Ainsi, j'ai raison. Zora est née sur la même planète misérable où j'ai vécue, elle vient des cendres de Kapleeen. Cette planète désastreuse ne l'a jamais stoppée dans son ambition. Elle a conquis le cœur des hommes les plus puissants dans sa florissante jeunesse en tant que mercenaire. Ensuite, elle a rencontré le Seigneur Gareli, marié à deux femmes déjà. J'ai toujours rêvé de l'éjecter et de finir à sa place. Dorénavant, je ne vise plus son rang, je vise plus haut. Elle attend visiblement que je m'exprime et je l'interroge avec désinvolture :
— Le Seigneur, vous aime-t-il vraiment ?
— Il n'est pas question d'amour dans cette vie, mais d'influence. Pour mesurer mon influence, tu n'as qu'à compter le nombre de vaisseaux qui m'appartiennent dans ce hangar et demande-moi combien ses épouses en ont.
Je me penche en arrière et lis les noms des vaisseaux. La Concubine leur appartient à elle, c'est sûr, mais j'hésite pour les autres. Elle les liste pour moi :
— La Concubine en premier pour célébrer nos un an ensemble, la Valkyrie après que j'ai assassiné sa troisième épouse infidèle et la Dame de Sang pour mon dernier anniversaire.
— Combien en ont ses épouses ?
Elle illustre la réponse par un signe de main et un rictus narquois. Zéro.

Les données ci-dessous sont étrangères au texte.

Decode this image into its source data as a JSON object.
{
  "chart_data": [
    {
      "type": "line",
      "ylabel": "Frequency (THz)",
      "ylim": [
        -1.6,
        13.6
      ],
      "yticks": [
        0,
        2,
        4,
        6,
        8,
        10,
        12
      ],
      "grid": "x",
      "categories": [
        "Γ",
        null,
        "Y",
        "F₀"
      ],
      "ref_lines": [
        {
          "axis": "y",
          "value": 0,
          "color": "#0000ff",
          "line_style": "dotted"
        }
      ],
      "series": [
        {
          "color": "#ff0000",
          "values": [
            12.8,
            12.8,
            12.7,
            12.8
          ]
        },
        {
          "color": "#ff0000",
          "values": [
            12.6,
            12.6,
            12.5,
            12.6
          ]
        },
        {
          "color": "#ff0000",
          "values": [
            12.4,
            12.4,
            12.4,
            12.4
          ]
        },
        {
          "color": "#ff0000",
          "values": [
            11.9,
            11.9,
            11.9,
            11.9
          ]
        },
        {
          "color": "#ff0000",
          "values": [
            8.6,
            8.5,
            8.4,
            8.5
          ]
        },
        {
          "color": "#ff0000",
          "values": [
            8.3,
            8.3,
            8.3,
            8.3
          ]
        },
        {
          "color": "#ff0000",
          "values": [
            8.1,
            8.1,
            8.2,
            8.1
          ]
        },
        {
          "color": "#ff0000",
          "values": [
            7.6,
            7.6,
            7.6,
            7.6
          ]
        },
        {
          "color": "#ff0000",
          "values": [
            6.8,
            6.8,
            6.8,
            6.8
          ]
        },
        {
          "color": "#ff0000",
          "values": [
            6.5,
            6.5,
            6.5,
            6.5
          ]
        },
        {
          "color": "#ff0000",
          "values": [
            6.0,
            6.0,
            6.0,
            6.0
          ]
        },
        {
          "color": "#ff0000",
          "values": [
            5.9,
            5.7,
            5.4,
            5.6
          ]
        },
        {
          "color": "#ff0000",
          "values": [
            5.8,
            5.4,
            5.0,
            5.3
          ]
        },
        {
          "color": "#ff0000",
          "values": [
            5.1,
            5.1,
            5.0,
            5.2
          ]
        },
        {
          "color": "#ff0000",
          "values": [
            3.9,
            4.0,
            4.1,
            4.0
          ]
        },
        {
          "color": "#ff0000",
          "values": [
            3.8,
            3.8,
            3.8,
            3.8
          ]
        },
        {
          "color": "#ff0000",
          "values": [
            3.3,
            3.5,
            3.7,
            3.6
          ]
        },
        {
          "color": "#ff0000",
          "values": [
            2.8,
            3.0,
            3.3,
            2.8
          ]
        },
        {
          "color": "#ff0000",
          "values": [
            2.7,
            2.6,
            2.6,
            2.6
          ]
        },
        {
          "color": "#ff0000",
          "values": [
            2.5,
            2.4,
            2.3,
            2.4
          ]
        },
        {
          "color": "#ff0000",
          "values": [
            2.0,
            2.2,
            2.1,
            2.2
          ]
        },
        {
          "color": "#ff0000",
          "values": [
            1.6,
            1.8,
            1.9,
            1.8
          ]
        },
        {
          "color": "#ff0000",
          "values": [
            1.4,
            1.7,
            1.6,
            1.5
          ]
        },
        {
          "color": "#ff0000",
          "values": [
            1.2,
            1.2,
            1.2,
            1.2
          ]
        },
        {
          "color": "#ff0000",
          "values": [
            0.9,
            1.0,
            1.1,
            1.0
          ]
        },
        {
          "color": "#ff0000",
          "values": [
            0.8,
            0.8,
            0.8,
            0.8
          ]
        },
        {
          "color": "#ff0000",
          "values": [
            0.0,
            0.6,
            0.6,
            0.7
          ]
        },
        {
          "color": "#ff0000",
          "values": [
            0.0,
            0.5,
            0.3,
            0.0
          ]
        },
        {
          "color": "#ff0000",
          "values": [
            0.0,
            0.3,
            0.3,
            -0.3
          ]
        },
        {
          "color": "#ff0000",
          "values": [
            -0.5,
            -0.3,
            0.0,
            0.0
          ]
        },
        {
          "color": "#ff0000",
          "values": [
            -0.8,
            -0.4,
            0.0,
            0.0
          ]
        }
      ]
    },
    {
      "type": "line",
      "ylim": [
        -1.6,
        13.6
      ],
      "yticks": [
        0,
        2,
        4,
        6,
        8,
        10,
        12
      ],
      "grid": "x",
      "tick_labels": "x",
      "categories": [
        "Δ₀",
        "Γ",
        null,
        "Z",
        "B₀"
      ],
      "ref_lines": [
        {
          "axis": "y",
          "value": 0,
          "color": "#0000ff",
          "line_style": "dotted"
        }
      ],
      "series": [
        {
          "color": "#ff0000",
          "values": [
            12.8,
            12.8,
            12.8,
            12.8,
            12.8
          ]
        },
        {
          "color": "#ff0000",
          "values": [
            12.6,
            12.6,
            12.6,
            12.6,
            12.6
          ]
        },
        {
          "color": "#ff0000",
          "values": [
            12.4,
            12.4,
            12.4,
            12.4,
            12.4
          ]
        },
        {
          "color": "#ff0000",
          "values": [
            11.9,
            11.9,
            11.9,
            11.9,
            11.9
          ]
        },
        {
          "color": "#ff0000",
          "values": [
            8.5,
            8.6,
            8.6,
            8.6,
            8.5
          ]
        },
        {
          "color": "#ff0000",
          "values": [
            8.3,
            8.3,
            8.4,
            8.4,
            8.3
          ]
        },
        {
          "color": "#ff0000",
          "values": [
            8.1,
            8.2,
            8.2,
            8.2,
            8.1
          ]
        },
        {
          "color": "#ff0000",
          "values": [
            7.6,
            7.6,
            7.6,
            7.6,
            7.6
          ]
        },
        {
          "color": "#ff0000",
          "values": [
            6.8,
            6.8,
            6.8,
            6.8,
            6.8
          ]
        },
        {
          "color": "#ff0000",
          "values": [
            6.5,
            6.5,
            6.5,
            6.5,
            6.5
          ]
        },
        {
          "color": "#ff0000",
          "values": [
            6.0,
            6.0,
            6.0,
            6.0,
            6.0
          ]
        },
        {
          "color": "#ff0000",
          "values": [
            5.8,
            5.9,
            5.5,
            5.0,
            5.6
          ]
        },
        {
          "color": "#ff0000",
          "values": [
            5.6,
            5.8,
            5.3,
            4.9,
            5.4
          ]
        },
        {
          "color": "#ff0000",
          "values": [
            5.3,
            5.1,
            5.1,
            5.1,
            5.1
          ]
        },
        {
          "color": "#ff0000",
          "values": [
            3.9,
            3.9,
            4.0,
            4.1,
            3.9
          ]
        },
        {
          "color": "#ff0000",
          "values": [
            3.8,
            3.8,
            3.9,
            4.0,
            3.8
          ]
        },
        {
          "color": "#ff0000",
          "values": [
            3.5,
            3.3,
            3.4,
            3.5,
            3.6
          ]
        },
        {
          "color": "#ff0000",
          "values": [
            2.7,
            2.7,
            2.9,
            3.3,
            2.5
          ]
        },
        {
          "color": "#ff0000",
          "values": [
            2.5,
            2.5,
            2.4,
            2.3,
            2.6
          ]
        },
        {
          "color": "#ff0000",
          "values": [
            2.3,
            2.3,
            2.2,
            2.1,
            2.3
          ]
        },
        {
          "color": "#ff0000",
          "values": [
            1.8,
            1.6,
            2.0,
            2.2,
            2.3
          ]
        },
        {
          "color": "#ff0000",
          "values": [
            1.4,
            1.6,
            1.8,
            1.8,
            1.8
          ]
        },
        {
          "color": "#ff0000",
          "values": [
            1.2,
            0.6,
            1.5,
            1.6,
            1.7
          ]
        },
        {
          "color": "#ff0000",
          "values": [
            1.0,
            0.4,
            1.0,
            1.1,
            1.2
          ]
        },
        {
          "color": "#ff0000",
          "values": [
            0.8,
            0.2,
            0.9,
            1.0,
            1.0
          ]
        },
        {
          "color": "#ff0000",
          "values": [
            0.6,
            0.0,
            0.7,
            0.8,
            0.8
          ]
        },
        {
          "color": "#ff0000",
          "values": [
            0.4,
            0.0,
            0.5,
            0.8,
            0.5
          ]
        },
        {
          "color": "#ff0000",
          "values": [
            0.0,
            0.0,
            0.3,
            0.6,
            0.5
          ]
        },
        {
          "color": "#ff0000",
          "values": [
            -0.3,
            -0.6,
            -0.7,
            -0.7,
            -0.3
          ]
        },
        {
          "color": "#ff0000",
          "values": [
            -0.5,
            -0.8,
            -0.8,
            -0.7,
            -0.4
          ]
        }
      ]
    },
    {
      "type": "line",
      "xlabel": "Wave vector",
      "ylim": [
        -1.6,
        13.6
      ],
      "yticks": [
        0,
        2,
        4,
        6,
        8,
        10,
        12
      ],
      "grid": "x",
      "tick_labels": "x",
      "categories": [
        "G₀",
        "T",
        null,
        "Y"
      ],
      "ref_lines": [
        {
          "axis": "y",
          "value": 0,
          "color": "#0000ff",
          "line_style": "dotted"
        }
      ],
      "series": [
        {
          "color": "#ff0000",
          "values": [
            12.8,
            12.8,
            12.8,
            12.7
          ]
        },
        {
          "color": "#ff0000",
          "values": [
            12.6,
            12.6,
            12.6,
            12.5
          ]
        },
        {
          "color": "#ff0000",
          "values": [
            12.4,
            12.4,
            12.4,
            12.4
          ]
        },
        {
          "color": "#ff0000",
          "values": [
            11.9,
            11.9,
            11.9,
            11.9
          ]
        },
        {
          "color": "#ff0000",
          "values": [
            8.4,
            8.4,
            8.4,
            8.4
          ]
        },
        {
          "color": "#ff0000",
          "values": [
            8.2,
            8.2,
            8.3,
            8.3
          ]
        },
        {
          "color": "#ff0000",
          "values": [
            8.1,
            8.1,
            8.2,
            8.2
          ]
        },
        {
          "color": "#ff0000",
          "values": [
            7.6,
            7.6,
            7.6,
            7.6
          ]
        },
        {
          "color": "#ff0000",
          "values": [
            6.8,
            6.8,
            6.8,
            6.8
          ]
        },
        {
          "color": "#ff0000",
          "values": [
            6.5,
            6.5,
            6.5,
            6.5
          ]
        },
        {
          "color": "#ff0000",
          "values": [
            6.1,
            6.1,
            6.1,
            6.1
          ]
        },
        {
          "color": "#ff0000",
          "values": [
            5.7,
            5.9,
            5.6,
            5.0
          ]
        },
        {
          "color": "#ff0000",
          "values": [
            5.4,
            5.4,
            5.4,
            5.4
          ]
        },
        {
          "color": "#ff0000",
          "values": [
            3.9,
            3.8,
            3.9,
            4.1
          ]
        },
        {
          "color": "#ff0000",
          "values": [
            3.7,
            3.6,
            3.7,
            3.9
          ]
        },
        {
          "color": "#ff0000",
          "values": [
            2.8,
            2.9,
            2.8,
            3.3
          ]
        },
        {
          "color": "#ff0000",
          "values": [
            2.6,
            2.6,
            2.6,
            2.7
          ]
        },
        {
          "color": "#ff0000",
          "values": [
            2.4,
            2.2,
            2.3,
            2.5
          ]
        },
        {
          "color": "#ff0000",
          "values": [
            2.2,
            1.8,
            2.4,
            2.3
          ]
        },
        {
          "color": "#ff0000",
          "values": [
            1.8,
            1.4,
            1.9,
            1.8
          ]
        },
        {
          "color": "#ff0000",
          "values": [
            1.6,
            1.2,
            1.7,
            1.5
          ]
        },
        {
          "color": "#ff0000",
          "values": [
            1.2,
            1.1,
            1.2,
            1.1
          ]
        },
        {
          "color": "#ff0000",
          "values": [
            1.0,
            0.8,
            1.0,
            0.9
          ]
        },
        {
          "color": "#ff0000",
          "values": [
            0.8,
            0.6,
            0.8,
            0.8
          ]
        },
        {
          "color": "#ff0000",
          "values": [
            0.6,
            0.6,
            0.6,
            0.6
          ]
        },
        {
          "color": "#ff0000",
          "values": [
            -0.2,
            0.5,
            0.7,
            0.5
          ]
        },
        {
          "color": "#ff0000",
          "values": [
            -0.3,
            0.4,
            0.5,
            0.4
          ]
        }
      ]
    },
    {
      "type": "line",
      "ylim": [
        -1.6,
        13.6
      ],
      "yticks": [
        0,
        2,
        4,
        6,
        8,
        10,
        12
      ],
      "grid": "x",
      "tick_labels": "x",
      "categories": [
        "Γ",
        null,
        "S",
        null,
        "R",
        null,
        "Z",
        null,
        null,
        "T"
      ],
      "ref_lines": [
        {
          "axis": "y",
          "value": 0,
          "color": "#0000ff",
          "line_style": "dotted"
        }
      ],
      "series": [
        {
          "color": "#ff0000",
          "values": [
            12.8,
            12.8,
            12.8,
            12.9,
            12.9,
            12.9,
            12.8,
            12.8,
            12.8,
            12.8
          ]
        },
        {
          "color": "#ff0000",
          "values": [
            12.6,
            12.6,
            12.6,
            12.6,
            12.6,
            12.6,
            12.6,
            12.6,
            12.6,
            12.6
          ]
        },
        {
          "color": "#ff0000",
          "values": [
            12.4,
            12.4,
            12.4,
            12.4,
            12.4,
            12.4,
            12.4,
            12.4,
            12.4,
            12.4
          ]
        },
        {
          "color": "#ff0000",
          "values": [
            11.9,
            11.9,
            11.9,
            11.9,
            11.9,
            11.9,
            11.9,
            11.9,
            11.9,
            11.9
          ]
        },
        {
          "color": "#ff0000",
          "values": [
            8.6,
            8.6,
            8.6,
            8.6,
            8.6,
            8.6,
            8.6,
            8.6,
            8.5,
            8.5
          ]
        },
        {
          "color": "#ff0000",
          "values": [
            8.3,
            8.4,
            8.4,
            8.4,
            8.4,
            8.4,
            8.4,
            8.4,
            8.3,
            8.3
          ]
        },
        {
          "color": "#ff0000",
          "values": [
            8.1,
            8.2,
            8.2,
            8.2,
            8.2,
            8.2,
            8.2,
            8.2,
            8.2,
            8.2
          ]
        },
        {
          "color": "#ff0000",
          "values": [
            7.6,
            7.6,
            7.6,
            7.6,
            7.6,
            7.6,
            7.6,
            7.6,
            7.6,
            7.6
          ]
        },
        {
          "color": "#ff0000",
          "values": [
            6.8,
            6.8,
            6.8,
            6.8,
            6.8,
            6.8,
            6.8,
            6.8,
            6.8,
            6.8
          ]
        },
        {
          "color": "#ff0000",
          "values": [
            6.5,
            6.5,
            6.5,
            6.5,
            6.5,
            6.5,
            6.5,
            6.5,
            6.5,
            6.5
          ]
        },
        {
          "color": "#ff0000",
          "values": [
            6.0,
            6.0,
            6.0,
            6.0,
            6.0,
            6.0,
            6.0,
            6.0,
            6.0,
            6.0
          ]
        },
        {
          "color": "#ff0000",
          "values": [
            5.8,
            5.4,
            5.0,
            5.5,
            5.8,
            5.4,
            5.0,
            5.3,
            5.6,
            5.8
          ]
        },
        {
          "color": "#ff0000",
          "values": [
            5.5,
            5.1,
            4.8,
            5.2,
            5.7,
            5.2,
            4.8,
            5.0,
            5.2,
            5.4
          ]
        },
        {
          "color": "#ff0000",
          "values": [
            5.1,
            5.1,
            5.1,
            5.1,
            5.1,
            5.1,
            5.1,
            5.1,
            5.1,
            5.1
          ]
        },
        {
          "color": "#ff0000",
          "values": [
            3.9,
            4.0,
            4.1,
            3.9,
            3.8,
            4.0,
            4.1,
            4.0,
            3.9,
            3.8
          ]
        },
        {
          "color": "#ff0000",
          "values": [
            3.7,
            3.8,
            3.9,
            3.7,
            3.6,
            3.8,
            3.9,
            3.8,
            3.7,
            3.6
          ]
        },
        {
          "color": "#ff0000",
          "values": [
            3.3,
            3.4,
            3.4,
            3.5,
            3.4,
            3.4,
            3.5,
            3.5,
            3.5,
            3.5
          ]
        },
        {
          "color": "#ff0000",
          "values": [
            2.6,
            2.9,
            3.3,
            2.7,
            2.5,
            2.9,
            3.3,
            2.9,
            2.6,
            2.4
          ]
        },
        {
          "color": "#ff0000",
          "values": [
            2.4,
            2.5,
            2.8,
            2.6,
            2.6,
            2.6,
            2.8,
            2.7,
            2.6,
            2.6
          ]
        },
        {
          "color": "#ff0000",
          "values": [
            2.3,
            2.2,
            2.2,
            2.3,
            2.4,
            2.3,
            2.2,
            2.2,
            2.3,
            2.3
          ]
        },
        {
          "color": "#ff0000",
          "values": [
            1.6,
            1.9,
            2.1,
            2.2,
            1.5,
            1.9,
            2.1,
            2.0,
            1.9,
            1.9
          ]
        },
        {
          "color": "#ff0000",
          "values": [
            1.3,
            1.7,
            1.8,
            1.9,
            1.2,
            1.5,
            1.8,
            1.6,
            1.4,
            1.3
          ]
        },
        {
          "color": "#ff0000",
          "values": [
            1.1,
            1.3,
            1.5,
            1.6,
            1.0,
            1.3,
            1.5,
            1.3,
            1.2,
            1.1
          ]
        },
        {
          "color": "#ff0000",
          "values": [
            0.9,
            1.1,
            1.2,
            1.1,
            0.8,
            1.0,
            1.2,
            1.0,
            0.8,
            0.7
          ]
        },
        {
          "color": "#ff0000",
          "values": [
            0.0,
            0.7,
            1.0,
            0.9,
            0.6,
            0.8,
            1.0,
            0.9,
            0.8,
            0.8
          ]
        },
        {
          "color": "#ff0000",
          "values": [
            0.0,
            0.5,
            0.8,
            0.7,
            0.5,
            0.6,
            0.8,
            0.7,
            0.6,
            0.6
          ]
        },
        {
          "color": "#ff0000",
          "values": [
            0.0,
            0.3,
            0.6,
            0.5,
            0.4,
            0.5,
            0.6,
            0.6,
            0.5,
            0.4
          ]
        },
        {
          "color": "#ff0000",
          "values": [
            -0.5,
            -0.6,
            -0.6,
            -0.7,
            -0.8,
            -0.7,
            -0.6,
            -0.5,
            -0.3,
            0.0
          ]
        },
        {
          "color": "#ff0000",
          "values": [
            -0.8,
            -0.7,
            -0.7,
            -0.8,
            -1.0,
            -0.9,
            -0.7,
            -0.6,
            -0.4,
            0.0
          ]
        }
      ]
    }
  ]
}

— Il les couvre d'or et de diamants pour qu'elles soient belles et se la ferment. Moi, il me forge et me confère du pouvoir.
Je serre les dents en constatant qu'elle a réalisé mon rêve, alors que je suis encore clouée à cette existence de servitude. Libre et puissante, grâce à l'appui de Gareli, elle détient le monde à ses pieds. Je me questionne sur ce qui nous différencie et l'hypothèse la plus probable se révèle être la beauté. Elle affiche une élégance naturelle, une souplesse magnifique et son corps résume le fantasme des hommes, et même des femmes. Je dois décider si Zora est mon alter ego chanceux ou si elle est mon ennemie jurée.